Beyond the world’s tumultuous scenes and headlines, the Feast of St. Stephen continues to illuminate the darkness stemming from the untimely loss of friends or loved ones. At the time of my writing, many of us Christians in Singapore are mourning the recent passing of an inspiring and exemplary leader who died suddenly at the age of 56. Stephen is merely one among a long list of saints throughout history whose deaths were untimely and tragic.

Yet somehow, death gives way to life, like a grain of wheat that falls to the ground (John 12:24), even if prematurely. This has been the enduring witness of the Church. Stephen’s tragedy scattered witnessing believers and eventually turned Saul into Paul. As Tertullian would assert centuries later, the blood of martyrs is indeed the seed of the Church.

However, not every tragedy makes sense, even when hindsight is applied. This can easily be a point for reflection on the Holy Innocents. Perhaps these two feasts, so close to each other, cover well the realities of life.
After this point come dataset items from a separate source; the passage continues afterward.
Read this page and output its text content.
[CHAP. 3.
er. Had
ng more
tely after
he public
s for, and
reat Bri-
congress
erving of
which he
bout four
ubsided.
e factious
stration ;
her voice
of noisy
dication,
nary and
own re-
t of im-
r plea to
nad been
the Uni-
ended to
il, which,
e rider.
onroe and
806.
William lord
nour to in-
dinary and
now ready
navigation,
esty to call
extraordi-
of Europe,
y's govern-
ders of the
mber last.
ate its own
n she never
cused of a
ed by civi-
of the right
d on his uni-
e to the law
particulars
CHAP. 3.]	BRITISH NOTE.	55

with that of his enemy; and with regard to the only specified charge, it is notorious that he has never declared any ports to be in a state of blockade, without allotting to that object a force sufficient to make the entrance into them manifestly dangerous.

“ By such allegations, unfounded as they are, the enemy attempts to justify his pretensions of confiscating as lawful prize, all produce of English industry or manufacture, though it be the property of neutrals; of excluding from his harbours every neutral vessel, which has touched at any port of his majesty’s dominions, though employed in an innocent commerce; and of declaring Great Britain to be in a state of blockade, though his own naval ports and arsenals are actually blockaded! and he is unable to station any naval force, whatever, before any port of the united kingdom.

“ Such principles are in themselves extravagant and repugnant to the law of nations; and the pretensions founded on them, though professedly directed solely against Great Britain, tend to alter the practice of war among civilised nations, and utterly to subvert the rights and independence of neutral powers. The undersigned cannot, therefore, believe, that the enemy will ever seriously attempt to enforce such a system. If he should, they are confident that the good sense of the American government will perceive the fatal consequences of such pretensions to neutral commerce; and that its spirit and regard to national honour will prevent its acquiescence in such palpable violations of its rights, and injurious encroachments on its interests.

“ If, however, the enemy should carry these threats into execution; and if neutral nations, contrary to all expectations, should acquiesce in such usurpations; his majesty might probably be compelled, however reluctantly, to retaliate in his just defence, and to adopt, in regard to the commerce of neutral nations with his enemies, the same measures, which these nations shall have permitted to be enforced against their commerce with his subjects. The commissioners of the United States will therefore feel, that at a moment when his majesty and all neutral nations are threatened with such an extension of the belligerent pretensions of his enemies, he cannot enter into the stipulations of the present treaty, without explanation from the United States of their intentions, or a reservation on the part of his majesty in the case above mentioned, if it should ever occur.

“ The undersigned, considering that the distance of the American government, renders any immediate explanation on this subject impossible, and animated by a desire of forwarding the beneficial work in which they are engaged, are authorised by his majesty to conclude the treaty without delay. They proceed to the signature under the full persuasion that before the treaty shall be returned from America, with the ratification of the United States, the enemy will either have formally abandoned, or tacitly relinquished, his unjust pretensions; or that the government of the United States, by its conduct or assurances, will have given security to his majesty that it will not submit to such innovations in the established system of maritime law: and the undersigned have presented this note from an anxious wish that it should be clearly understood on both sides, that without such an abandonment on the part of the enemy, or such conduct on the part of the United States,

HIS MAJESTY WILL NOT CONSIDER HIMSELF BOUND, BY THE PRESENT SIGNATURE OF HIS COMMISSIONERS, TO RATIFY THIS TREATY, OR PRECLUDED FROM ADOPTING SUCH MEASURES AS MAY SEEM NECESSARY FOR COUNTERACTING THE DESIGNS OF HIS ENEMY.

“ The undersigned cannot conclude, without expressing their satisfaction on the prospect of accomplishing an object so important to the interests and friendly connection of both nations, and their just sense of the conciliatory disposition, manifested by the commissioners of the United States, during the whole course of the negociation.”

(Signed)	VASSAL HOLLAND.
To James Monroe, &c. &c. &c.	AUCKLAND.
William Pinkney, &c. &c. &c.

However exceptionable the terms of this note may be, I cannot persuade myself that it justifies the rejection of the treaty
When light is snuffed out into darkness, sometimes we can’t shed light on the tragedy, at least not on this side of life.

The death of Stephen should of course move us a little back in history, for it was his Imitatione Christi. While we ponder on the meaning of his early demise, for Stephen it was an honor to walk in Christ’s steps, to die like him.

To die is gain, as St. Paul will put it. Suffering is always more difficult for observers as we struggle with a painful sense of bereavement that we hope will heal with time. We take comfort that Jesus stands at the right hand of God (Acts 7:56) as he welcomes one of his saints who has fallen asleep (Acts 7:60), who will wake up in the glory of his presence.

Many will continue to struggle with the incongruence of “this most wonderful time of the year” in the midst of wars that are still raging. The same holds for those struggling with bereavement, made more difficult by the memories and sentiments that this season will stir.

For them, the Feast of St. Stephen, on the second day, helps convey a more complete message of Christmas.